Still, my father was never more than a blue-collar worker. He and my mother married shortly after high school and he started a life of labor. Early in his marriage, he was a truck driver. But later his day job was at a granary in Owensboro and later, after the granary closed, at the city's housing authority as a maintenance man. He could fix anything. All the time, he cleaned offices at night.
I mention all that to point out that my father was constantly on the move, working, helping or fixing things. He remodeled our kitchen, built our garage, and built a pigeon coop for the pigeons my brother trained.
And yet, on weekends and for about an hour in between his day and night jobs, my father belonged to his children. Sort of.
If there were ever a magnet for children, it was my father. My sister said she never liked that because she didn't want to share him.

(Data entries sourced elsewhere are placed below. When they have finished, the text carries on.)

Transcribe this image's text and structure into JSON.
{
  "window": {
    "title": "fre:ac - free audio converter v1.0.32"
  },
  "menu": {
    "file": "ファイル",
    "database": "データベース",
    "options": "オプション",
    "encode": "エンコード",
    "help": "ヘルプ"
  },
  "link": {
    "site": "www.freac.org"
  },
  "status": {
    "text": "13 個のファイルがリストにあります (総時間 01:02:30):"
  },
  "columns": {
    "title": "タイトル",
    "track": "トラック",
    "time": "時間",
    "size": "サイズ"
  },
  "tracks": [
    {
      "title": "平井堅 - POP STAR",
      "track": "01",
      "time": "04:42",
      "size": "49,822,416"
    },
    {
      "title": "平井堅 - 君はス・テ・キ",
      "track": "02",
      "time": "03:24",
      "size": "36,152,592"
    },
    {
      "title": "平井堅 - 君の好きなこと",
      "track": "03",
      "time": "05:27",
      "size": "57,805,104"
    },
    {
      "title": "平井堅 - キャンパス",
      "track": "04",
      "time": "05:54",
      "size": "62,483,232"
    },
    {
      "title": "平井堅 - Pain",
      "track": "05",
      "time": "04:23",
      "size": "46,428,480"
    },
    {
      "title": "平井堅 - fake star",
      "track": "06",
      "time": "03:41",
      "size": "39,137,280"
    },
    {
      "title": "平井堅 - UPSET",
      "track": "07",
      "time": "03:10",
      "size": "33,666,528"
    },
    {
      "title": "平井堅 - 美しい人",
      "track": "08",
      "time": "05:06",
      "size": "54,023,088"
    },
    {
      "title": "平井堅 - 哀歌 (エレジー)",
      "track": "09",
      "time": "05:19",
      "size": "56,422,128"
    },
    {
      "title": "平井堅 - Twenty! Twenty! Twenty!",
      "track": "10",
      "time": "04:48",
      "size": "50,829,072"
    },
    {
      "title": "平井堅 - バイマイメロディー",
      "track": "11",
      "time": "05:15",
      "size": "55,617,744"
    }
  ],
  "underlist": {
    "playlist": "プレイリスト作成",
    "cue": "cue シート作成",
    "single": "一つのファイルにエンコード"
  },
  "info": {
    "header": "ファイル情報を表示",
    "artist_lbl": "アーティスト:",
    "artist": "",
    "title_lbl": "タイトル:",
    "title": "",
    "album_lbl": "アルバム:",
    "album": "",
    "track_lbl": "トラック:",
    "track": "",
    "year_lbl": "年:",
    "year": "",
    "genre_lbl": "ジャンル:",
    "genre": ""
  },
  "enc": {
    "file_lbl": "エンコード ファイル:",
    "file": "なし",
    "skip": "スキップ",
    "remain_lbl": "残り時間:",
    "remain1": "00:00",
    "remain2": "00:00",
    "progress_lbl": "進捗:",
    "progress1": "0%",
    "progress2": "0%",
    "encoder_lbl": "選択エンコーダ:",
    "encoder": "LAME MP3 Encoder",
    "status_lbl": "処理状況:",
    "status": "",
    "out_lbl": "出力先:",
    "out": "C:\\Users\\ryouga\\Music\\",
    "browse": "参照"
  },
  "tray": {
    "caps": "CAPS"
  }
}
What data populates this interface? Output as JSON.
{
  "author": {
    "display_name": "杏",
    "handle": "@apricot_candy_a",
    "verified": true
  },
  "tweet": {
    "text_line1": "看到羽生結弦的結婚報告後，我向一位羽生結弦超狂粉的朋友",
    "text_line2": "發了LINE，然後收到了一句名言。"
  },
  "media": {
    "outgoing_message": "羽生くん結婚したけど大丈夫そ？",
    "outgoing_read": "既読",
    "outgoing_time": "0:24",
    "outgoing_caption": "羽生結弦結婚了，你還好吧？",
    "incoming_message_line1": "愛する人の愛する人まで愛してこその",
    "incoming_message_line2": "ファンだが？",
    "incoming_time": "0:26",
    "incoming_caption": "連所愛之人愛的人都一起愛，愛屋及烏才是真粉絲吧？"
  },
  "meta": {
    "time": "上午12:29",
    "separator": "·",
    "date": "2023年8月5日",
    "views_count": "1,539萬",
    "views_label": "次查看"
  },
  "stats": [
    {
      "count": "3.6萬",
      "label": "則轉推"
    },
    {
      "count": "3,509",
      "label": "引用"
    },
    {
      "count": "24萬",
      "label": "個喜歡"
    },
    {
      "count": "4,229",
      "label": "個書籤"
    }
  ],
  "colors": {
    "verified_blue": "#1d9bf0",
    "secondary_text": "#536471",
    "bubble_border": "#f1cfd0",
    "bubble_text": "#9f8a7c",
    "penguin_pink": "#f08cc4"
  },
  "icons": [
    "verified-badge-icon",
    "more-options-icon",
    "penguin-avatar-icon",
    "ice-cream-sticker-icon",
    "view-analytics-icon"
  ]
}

During the winter months, he sat in the basement with my brother creating small engines for model airplanes that would take flight in the spring. Or they would work on a car to race in the Soap Box Derby. At the shoulder of my father, my brother became an engineer.
In the spring, the buzz of an airplane motor, remotely directed by my father or brother, drew children from throughout the neighborhood, black and white, to our back yard. Mr. Davis had come out to play.
If the planes were down, the croquet set was out. If croquet wasn't on the agenda, badminton was. Whatever the game, my father never let us win. We had to beat him fair and square. And the joy those victories brought when we finally accomplished that feat after years of trying was immeasurable.
His smile was just as wide as ours. He enjoyed his children.
But none of the fun was allowed if we had homework. Year after year he sat reading his newspaper as his children read books or other assignments. If the newspaper was particularly thick, we would read the book twice in one sitting.
He took learning seriously. In junior high school, I earned a D in typing. When he asked me why, I said the teacher didn't like me. My father turned to me and said, "That teacher has a job. You're going to need one."
That's all he said. It was my first and only D.
My father didn't have a lot of time to spend with his children and yet he left an indelible impact on each of us.
I told a co-worker recently that I'm resigned to being alone this time of year and to having honey-do lists left undone because my husband is out with kids, coaching T-ball or mentoring.
But if my husband brings the same amount of joy to those children as my father did for us and all the neighborhood kids, I will hold my tongue.
There just might be a young impressionable child who will see something positive to cling to, despite the circumstances surrounding his or her home life.
Men, on this Father's Day in particular, take time to be someone's father.